I am trying to rewrite a linear regression script (that I found i a thread here) to become a function, and I get the following error when I run the script:
Msg 156, Level 15, State 1, Procedure fn_LinearRegression, Line 9 Incorrect syntax near the keyword 'WITH'. Msg 319, Level 15, State 1, Procedure fn_LinearRegression, Line 9 Incorrect syntax near the keyword 'with'. If this statement is a common table expression, an xmlnamespaces clause or a change tracking context clause, the previous statement must be terminated with a semicolon.
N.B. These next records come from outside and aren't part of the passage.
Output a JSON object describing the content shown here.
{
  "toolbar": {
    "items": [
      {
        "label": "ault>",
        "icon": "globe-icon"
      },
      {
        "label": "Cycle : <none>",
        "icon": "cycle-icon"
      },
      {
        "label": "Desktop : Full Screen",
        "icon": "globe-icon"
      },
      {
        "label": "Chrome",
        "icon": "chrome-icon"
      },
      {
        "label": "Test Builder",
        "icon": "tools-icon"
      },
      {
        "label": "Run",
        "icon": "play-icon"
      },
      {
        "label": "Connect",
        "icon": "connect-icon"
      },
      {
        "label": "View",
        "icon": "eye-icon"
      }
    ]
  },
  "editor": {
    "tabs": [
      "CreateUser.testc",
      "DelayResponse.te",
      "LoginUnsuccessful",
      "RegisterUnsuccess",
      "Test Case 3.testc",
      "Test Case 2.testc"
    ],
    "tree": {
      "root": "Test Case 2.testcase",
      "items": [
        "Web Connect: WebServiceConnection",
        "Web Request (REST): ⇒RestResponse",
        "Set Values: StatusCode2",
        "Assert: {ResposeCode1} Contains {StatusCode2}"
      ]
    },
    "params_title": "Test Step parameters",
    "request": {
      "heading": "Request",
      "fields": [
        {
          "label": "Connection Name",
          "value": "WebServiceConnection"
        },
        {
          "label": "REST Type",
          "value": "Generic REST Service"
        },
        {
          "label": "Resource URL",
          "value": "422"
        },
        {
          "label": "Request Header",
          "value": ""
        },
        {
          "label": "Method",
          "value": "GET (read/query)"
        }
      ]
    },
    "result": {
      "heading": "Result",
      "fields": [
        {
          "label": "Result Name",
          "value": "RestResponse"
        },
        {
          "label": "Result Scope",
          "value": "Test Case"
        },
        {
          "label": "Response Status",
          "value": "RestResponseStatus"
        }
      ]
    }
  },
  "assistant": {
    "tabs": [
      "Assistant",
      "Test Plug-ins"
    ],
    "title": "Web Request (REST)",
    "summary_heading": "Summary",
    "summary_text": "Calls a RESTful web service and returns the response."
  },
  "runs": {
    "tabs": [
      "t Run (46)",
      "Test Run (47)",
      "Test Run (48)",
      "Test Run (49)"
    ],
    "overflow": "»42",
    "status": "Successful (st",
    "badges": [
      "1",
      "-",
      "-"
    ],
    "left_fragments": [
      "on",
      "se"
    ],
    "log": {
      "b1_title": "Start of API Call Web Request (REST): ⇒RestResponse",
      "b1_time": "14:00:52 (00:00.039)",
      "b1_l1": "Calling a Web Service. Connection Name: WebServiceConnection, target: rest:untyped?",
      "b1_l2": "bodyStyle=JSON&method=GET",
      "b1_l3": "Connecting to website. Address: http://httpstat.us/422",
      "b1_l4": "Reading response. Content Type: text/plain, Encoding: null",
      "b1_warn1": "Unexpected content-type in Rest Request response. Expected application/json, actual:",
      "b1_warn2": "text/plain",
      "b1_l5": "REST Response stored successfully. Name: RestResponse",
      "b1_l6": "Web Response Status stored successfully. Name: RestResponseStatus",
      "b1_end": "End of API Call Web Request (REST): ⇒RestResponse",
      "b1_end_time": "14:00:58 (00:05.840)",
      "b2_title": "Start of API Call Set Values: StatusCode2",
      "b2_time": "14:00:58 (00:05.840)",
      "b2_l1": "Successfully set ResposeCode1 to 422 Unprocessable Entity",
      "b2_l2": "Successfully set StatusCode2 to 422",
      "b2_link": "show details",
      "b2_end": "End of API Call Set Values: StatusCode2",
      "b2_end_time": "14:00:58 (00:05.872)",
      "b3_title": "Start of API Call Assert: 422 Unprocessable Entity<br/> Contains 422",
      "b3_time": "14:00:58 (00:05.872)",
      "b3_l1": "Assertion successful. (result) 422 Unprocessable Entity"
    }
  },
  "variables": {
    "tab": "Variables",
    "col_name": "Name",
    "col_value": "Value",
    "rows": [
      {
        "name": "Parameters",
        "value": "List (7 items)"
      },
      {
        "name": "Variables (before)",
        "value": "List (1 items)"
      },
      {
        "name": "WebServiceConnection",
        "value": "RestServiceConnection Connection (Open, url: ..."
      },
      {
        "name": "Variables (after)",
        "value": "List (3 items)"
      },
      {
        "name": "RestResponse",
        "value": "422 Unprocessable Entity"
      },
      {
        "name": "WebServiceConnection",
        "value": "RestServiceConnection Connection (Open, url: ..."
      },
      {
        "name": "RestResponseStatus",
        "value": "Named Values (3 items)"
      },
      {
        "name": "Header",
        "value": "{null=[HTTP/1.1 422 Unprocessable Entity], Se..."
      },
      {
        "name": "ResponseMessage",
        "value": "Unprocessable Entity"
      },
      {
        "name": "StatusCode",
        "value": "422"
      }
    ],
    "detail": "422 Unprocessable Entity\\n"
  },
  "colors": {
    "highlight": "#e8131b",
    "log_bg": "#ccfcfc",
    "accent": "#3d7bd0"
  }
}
Msg 156, Level 15, State 1, Procedure fn_LinearRegression, Line 12 Incorrect syntax near the keyword 'AS'. Msg 102, Level 15, State 1, Procedure fn_LinearRegression, Line 18 Incorrect syntax near ','. Msg 102, Level 15, State 1, Procedure fn_LinearRegression, Line 28 Incorrect syntax near ','. Msg 102, Level 15, State 1, Procedure fn_LinearRegression, Line 36 Incorrect syntax near ','.
Here is the function:
CREATE Function dbo.fn_LinearRegression
(@groupID varchar(50), @x int, @y float)
RETURNS @regtable TABLE(a FLOAT, b FLOAT)
AS
--
WITH some_table as (
select @groupID, @x, @y from TABLENAME -- replace table),
/*WITH*/ mean_estimates AS
( SELECT GroupID
,AVG(x) AS xmean
,AVG(y) AS ymean
FROM some_table pd
GROUP BY GroupID
),
stdev_estimates AS
( SELECT pd.GroupID
-- T-SQL STDEV() implementation is not numerically stable
,CASE SUM(SQUARE(x - xmean)) WHEN 0 THEN 1
ELSE SQRT(SUM(SQUARE(x - xmean)) / (COUNT(*) - 1)) END AS xstdev
, SQRT(SUM(SQUARE(y - ymean)) / (COUNT(*) - 1)) AS ystdev
FROM some_table pd
INNER JOIN mean_estimates pm ON pm.GroupID = pd.GroupID
GROUP BY pd.GroupID, pm.xmean, pm.ymean
),
standardized_data AS -- increases numerical stability
( SELECT pd.GroupID
,(x - xmean) / xstdev AS xstd
,CASE ystdev WHEN 0 THEN 0 ELSE (y - ymean) / ystdev END AS ystd
FROM some_table pd
INNER JOIN stdev_estimates ps ON ps.GroupID = pd.GroupID
INNER JOIN mean_estimates pm ON pm.GroupID = pd.GroupID
),
standardized_beta_estimates AS
( SELECT GroupID
,CASE WHEN SUM(xstd * xstd) = 0 THEN 0
ELSE SUM(xstd * ystd) / (COUNT(*) - 1) END AS betastd
FROM standardized_data
GROUP BY GroupID
)
SELECT pb.GroupID
,ymean - xmean * betastd * ystdev / xstdev AS Alpha
,betastd * ystdev / xstdev AS Beta
,CASE ystdev WHEN 0 THEN 1 ELSE betastd * betastd END AS R2
,betastd AS Correl
,betastd * xstdev * ystdev AS Covar
into TT_Auto_Temp_LM -- REPLACE TABLE
FROM standardized_beta_estimates pb
INNER JOIN stdev_estimates ps ON ps.GroupID = pb.GroupID
INNER JOIN mean_estimates pm ON pm.GroupID = pb.GroupID;
--
Insert into @regtable ([A],[B]) VALUES (Alpha, Beta)
RETURN
I only have two outputs, as I only need Alpha and Beta.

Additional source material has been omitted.